A Map of Music Technology

Oct 16

Written By Andreas Papaeracleous

This page outlines the contents presented to university students in a presentation given on October 16th, 2025.

What is Music Technology?

By definition, it refers to all inventions and discoveries within the field of music.

Things we can associate with music technology:

Musical instruments: flutes, organs, synths...
Recording equipment: microphones, speakers, mixing desks, DAWs...
Music distribution: CDs, LPs, MP3, streaming...
Music understanding: recommender systems, song detection, transcription...
Music composition: sheet music, composition software, e-readers...

Things that we cannot associate with music technology:

Human voice
Human ear
Our sense of music and groove
Whisky

This however does not narrow things down too much. For our purposes, we typically mean modern technology.

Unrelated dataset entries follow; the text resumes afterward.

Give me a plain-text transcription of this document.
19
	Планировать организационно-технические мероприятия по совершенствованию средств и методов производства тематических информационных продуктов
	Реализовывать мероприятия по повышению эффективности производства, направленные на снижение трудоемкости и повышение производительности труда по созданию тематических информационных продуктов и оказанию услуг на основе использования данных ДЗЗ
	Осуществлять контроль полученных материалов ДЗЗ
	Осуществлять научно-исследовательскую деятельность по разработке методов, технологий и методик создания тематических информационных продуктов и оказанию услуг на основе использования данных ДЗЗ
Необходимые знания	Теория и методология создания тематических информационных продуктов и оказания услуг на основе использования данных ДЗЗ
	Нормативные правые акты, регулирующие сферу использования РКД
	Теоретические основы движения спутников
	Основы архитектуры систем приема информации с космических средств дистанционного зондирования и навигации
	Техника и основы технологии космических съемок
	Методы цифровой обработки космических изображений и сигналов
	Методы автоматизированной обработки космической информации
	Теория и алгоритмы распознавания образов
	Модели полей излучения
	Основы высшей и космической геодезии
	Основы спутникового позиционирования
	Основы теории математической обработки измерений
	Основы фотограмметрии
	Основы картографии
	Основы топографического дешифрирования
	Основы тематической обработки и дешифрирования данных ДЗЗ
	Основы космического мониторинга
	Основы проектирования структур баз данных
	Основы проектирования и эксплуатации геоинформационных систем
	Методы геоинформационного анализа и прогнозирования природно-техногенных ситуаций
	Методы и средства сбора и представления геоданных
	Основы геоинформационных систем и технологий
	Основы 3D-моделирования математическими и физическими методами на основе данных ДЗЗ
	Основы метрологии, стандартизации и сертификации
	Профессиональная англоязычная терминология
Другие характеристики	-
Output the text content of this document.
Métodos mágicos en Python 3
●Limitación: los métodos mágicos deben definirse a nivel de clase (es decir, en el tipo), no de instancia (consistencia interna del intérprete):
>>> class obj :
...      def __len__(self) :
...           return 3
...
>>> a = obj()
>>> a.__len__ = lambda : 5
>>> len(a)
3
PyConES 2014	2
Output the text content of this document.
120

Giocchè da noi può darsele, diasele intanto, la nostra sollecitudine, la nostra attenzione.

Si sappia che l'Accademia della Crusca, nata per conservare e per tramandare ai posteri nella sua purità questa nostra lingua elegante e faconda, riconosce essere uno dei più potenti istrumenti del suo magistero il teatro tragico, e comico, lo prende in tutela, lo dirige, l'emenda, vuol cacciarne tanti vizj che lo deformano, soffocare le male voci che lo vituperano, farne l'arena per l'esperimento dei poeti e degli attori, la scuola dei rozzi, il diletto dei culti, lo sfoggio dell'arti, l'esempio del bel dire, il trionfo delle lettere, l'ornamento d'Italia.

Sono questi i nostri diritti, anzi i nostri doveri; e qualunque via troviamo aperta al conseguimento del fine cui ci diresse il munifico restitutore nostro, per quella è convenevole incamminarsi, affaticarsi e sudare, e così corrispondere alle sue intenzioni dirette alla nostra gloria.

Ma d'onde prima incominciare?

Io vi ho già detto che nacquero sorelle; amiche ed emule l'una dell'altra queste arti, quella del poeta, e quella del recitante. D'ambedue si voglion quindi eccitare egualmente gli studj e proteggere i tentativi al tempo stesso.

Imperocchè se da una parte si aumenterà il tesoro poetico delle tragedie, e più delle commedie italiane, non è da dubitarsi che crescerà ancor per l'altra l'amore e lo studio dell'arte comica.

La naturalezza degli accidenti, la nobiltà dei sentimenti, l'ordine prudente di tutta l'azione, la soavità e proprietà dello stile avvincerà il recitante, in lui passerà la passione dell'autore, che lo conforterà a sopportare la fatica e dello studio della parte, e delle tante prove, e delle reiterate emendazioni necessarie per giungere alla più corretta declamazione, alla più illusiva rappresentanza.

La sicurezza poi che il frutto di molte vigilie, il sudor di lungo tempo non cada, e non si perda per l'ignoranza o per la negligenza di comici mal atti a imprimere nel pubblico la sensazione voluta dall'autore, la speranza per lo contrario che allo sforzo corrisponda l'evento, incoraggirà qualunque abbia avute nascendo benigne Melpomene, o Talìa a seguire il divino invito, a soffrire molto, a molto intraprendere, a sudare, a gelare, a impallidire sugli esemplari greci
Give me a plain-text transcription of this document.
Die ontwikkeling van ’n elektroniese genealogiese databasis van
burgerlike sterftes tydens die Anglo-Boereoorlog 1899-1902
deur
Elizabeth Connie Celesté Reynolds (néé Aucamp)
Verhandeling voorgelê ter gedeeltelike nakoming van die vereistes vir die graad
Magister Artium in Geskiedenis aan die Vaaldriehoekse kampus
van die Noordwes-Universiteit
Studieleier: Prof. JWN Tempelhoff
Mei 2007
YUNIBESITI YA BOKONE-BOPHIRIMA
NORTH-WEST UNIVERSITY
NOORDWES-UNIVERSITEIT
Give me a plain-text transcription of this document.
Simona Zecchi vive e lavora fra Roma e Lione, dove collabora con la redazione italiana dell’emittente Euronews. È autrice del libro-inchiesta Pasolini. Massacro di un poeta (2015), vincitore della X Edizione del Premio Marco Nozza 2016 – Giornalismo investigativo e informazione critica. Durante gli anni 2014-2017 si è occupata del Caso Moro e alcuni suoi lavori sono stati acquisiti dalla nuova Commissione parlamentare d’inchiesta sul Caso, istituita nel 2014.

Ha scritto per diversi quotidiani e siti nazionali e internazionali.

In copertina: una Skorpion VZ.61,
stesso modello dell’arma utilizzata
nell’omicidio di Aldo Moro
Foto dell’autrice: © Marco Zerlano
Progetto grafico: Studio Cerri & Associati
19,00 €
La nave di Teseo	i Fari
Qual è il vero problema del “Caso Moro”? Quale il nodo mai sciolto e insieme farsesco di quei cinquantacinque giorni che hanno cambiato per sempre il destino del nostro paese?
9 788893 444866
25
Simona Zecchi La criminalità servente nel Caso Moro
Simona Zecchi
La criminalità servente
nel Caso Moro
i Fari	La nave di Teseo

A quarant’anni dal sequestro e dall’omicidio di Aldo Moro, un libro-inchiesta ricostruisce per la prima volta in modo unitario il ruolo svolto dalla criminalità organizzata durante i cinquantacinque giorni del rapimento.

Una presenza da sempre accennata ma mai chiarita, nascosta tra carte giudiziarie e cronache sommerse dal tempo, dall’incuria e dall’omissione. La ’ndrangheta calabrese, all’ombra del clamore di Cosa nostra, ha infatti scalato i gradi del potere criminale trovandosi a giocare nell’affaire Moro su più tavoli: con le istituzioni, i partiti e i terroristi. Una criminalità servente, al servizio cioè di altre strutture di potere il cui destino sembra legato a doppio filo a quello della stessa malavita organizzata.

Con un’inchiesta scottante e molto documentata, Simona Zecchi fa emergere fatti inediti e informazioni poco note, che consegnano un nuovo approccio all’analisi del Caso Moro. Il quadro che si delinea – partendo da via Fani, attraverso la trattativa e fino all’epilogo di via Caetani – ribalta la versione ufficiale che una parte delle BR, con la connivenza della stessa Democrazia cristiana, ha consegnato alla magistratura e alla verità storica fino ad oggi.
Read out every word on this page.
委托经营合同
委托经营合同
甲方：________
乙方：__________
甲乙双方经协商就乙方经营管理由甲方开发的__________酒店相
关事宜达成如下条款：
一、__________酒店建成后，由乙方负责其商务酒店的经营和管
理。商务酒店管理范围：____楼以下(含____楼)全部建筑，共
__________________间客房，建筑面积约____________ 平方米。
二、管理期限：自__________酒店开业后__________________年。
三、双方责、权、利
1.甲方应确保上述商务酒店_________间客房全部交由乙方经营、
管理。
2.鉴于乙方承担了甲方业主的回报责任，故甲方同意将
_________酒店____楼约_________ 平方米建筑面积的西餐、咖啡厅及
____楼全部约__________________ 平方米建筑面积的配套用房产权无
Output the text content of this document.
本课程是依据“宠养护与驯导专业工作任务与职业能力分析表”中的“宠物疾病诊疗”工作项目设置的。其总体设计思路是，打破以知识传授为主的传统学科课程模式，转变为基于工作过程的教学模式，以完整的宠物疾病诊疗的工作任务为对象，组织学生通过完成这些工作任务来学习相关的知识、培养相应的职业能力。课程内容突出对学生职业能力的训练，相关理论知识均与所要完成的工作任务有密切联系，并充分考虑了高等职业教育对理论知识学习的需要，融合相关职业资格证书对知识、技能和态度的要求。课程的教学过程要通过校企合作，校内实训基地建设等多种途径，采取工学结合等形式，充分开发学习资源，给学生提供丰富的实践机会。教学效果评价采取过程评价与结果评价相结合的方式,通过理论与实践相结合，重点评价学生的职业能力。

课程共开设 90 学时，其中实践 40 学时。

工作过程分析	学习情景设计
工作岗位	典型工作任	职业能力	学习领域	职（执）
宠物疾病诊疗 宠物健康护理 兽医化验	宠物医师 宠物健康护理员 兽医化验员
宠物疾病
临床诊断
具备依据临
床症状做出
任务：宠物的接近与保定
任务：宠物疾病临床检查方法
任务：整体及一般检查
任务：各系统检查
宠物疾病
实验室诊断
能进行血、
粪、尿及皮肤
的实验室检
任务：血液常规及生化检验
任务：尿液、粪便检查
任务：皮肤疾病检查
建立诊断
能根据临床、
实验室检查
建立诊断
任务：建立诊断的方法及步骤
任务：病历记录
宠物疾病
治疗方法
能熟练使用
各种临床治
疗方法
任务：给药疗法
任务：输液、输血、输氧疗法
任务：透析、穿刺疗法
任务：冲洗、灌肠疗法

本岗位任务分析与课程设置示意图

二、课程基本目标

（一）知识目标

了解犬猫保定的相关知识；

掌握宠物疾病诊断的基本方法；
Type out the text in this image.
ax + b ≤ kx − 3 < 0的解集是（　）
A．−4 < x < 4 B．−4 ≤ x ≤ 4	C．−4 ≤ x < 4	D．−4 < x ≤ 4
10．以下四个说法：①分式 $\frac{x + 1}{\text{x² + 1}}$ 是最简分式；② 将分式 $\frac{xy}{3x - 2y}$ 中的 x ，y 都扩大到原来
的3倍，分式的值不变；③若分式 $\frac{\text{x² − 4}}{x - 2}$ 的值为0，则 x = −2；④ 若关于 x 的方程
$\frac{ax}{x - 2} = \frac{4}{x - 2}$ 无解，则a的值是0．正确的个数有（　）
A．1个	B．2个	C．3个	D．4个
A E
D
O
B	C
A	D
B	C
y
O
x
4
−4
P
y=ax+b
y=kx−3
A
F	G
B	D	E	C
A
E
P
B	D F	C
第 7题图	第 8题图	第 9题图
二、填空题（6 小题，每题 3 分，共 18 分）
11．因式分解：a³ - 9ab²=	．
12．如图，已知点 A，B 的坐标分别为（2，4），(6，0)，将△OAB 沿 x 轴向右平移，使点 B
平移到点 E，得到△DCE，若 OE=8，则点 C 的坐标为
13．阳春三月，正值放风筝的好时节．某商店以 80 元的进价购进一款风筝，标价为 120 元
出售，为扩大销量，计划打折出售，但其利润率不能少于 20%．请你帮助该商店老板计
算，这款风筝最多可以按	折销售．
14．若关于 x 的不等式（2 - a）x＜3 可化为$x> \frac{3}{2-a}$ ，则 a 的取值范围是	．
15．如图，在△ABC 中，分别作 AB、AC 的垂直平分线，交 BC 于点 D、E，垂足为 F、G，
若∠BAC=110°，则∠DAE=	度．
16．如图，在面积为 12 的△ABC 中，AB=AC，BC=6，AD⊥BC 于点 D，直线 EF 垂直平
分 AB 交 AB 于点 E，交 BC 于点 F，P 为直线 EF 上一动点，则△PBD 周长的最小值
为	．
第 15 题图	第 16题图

Defining the music technologist

By extent, defining the role of a music technologist is very difficult. Nobody is an expert in everything.

Types of music technologists (specialists):

Instrument makers, luthiers...
Sound engineers, mix engineers, mastering engineers...
People who innovate in the way that we make music
People who innovate in the way that we experience music

Active themes and topics in Music Technology

Throughout the years, topics in music technology have gone in and out of focus, based on feasibility and marketability. While the topics may change and evolve, the themes of Music Technology are constant:

The themes are:

Audio i/o: transfering audio between mediums (air, analog, digital)
Sound synthesis: The process of creating sound.
Sound manipulation: The process of changing sound in some way.
Machine listening: Automating the need to listen.
Generative audio: Automating the music / SFX creation process.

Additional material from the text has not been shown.